We walk back, we’re the centre of attention everywhere. Some guys shout to Risenga  - where did you get the white woman? I don’t see any other white people. It’s weird, feels stressful, I feel uptight, anxious, excited.

We get back and start cooking. Risenga’s brother Petrus is there with his girlfriend. There are two electric rings and a stove. People have started gathering. A group of men are smoking and drinking beer. Petrus has a stash of brandy he’s tucking into. They cook the meat and the men eat it. I’m angry. No-one has waited for me, us, the others or the kids. Risenga tells his mum why I’m cross and I’m pissed off he’s done that because suddenly I’m the spoilt white woman again.

Things are smoothed over. The chicken was killed last night when I was asleep. Earlier, Mrisi had been feeding it bread under the table.  The chicken seemed quite a character. Robust. Risenga said it had to be killed for the ancestors.

There are 14 kids to feed and adults.
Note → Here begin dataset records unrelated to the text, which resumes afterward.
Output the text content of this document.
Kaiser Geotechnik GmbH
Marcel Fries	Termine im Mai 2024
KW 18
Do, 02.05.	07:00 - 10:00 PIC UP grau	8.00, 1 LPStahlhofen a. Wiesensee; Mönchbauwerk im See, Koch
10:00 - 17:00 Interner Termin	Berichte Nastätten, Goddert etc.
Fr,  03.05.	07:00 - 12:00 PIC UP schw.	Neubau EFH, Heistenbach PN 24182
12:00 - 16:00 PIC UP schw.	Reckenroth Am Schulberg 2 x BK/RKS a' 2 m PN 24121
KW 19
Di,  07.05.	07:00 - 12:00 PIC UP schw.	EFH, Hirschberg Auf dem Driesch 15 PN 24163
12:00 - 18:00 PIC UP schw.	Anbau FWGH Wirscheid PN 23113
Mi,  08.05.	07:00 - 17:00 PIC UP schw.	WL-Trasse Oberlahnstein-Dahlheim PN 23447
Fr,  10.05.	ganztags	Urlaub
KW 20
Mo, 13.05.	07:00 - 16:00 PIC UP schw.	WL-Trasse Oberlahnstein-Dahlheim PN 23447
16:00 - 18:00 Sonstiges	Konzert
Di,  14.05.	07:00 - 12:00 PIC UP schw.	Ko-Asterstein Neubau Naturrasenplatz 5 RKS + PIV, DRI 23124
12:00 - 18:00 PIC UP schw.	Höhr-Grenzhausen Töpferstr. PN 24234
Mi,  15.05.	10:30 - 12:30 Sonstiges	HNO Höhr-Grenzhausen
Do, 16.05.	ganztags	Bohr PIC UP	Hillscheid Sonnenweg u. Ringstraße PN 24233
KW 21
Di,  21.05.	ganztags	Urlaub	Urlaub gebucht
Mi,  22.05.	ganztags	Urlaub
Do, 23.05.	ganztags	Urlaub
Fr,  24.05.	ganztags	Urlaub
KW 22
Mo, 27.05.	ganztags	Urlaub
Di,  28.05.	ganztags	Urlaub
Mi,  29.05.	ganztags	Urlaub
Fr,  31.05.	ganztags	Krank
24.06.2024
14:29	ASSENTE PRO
We eat in at least two sittings. Everyone’s come because of the food. Jo has arrived. We see two circumcision processions – one for men, the other for women. People are daubed in white, wearing just bras and skirts. The men preceded by a group of people dancing and singing. Others bring up the rear. They wear red.

It’s hot. As the day wears on there’s a wedding dance for us – I have to take part. They circle around me as I sit on Mani’s lawn. Then draw me in. It’s great. Risenga has told them they can’t play records, he’s got everyone singing and dancing. I’m exhausted by 5.

R’s mum takes the fence down again. Everyone’s drifted off anyway. Back to H and G. I feel a terrible culture shock. The affluence of the whites, us included....

26 December

Lunch with friends of H and G. The little girl shits in the pool house and I pick it up before anyone notices. H's so called joke yesterday about us having to steal a car to replace the one we borrowed doesn’t wear well. It pissed me off. To Soweto again to meet Chief.

*Vereeniging is south of Johannesburg, an industrial centre in Gauteng province, near Sharpeville. Orange Farm is described as 'one of the largest informal settlements' in South Africa. It's about 42 kilometres from the centre of Johannesburg.